The bridge is so deteriorated that it has been closed even to foot traffic. The city engineer said last week that the historic bridge “is in a state of failure.” A temporary bridge has been installed alongside it for the many West Side pedestrians who need to cross Mill River to get downtown. 

The other two bridges are caught in a construction conundrum in North Stamford. Work on the 32-foot Cedar Heights Road bridge over Rippowam River must be finished before work can begin on the nearby 25-foot Wire Mill Road bridge. Both cannot be closed at the same time because each road serves as a detour route for the other.

But the Cedar Heights project ran into snags, and completion is significantly delayed. That’s a problem for the Wire Mill project because, if it doesn’t start on time, it won’t finish on time.
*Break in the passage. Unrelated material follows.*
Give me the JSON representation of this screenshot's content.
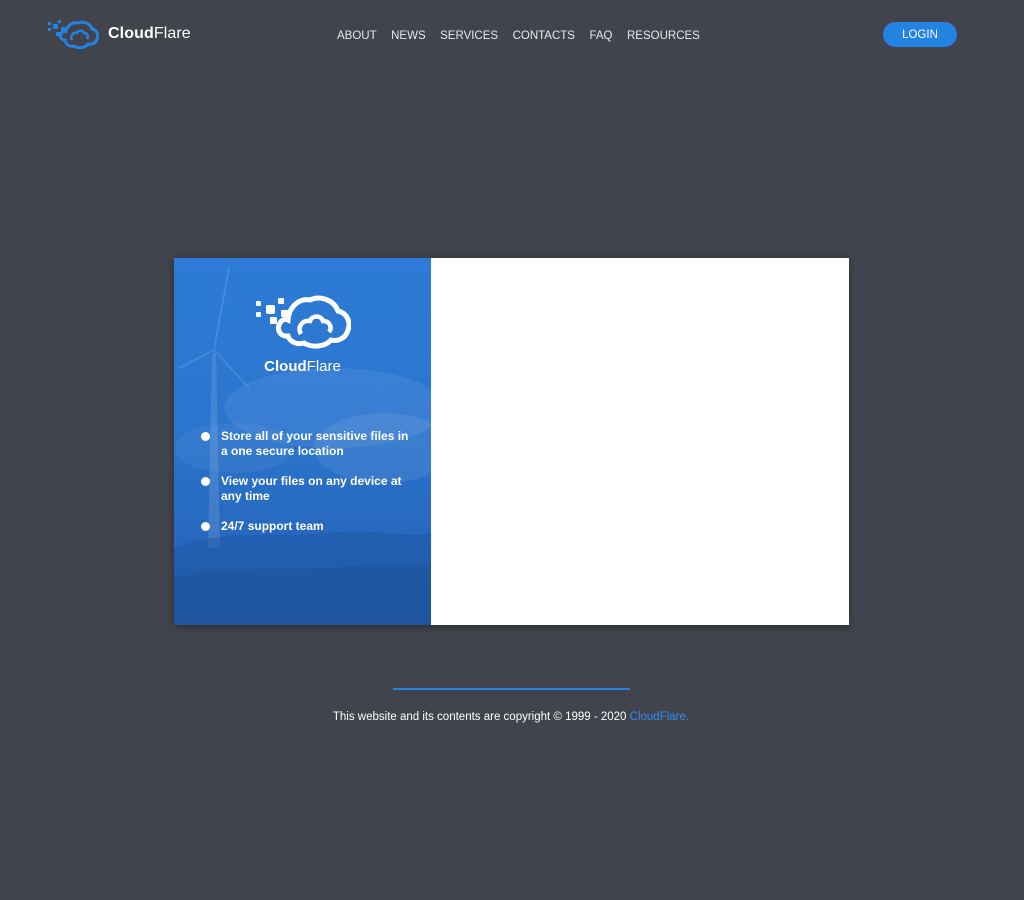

That would jeopardize the federal funds that will pay for replacing the Wire Mill bridge.

Members of the Board of Representatives’ Operations Committee discussed the three projects last week.

‘This bridge is toast’

They began with the iconic West Main Street bridge, which was failing long before the state Department of Transportation closed it to car traffic 23 years ago for safety reasons. 

After decades of neglect, funding gained and lost, political clashes, and debate about whether to reopen the bridge to car traffic, last week it appeared, again, on the Board of Representatives agenda.

There was a common refrain.

“It’s time we reach a conclusion,” city Rep. David Watkins told the committee. “There has been impassioned talk before, but it’s clear – this bridge is toast.”

City Rep. Annie Summerville, a board member since 1977, said the West Main Street bridge has been a subject of debate for most of those years. She remembers when it was called “the purple bridge” for the leftover paint a city crew slapped on it to slow the rusting, Summerville said.

“It’s time, Board of Representatives,” she told her colleagues. “Let’s take a shot at it. I pray we will make the right decision.” 

City Rep. Jeff Stella of the West Side district has been at the center of the bridge debate during his eight years on the board.

“I’m tired of us dragging our feet. We need to make a decision, like, yesterday,” Stella said. “We had funding before and we lost it simply because of our inability to move forward. It’s going to collapse if we don’t do something.”

A rare, if rickety, gem

The double-span, wrought-iron lenticular truss bridge was built by a Connecticut company, Berlin Iron, that was known nationwide for the design. The Stamford bridge is one of only eight left in Connecticut, and one of the last historic structures in the downtown.

Representatives have said they want to preserve history. Many are concerned that the economy and people of the West Side, a lower-income neighborhood, are hurt by the loss of vehicular traffic over the bridge. 

But the original structure is so deteriorated that the city installed a temporary prefabricated bridge, which opened a year ago, so West Siders could continue to walk to the downtown.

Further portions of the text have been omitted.